November 5, 2013
For two reasons, this is a significant day for me. I am reminded of that great Etta James song, At Last.
The first reason is that, at last, we are considering what I believe to be the signal rule of my tenure here at the Commission; I’ve been working on speculative position limits since 2008. The second reason today is noteworthy is that this will be my last Dodd-Frank meeting. Early this morning, I sent a letter to the President expressing my intent to leave the Agency in the near future. I’ve waited until now—today—to get this proposed rule out the door, and now—at last—with the process coming nearly full circle, I can leave. It’s with incredible excitement and enthusiasm that I look forward to being able to move on to other endeavors.
With that, here is a bit of history on the position limits journey that has led us, and me, to this day. The early spring of 2008 was a peculiar time at the Commission. None of my current colleagues were here. I and my colleagues at that time watched Bear Stearns fail. We had watched commodity prices rise as investors sought diversified financial havens. When I asked Commission staff about the influence of speculation on prices, some said speculative positions couldn’t impact prices. It didn’t ring true, and as numerous independent studies have confirmed since, it was not true.

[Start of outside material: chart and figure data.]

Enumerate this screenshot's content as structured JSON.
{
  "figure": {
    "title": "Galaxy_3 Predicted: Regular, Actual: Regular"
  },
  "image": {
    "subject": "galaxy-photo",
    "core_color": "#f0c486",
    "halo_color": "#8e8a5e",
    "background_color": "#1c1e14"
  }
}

I began urging the Commission to implement speculative position limits under our then-existing authority. And I was, at that time, the only Commissioner to support position limits. Given the concerns, I urged Congress to mandate limits in legislation. A Senate bill was blocked on a cloture vote that summer, but late in the session, the House actually passed legislation. Finally, in 2010, as part of the Dodd-Frank law, Congress mandated the Commission to implement position limits by early in 2011.
Within the Commission, I supported passing a rule that would have complied with the time-frame established by Congress—by any other name—federal law. A position limits rule was proposed in January of 2011 and finally approved in November.

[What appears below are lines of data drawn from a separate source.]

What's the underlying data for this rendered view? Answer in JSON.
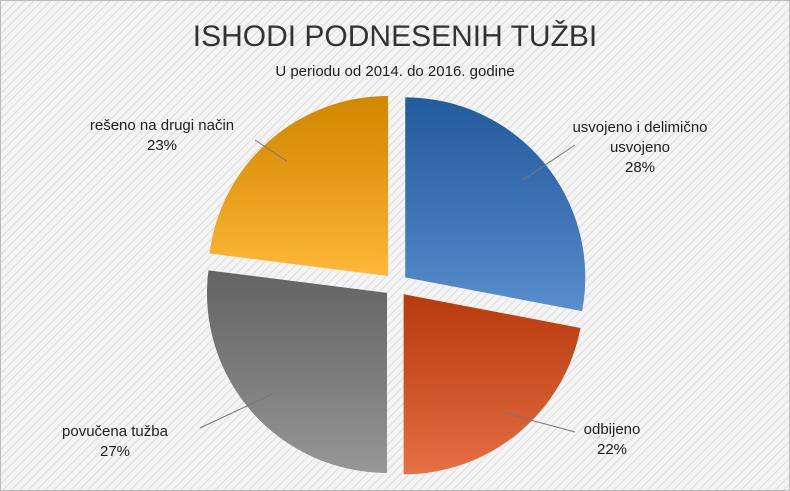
{
  "chart_data": {
    "type": "pie",
    "title": "ISHODI PODNESENIH TUŽBI",
    "subtitle": "U periodu od 2014. do 2016. godine",
    "categories": [
      "usvojeno i delimično usvojeno",
      "odbijeno",
      "povučena tužba",
      "rešeno na drugi način"
    ],
    "values": [
      28,
      22,
      27,
      23
    ],
    "value_labels": [
      "28%",
      "22%",
      "27%",
      "23%"
    ],
    "colors": [
      "#2a6fc0",
      "#e0480f",
      "#7a7a7a",
      "#ffa500"
    ]
  }
}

In September 2012, literally days before limits were to be effective, a federal district court ruling tossed the rule out, claiming the CFTC had not sufficiently provided rationale for imposing the rule. We appealed and I urged us to address the concerns of the court by proposing and quickly passing another new and improved rule. I thought and hoped that we could move rapidly. After months of delay and deferral, it became clear: we could not.
But today—at last—more than three years since Dodd-Frank’s passage, we are here to take it to the limits one more time.
Thankfully, we have it right in the text before us. The Commission staff has ultimately done an admirable job of devising a proposed regulation that should be unassailable in court, good for markets and good for consumers.
I thank everyone who has worked upon the rule: Steve Sherrod, Riva Adriance, Ajay Sutaria, Scott Mixon, Mary Connelly, and many others for their good work.
In addition, I especially thank Elizabeth Ritter, my Chief of Staff, Nancy Doyle, and also Salman Banaei who has left the Agency for greener pastures. I thank them for their tireless efforts on the single most important, and perhaps to me the most frustrating, policy issue of my tenure with the Commission. I have had the true honor of working with Elizabeth since prior to my confirmation. I would be remiss if I did not reiterate here what I have often said; nowhere do I believe there is a brighter, smarter, more knowledgeable and hard-working derivatives counsel. She has served the public and me phenomenally well. Thank you, Elizabeth.
And finally to my colleagues, past and present, my respect to those whom we have been unable to persuade to vote with us on this issue, and my thanks to those who will vote in support of this needed and mandated rule. At last!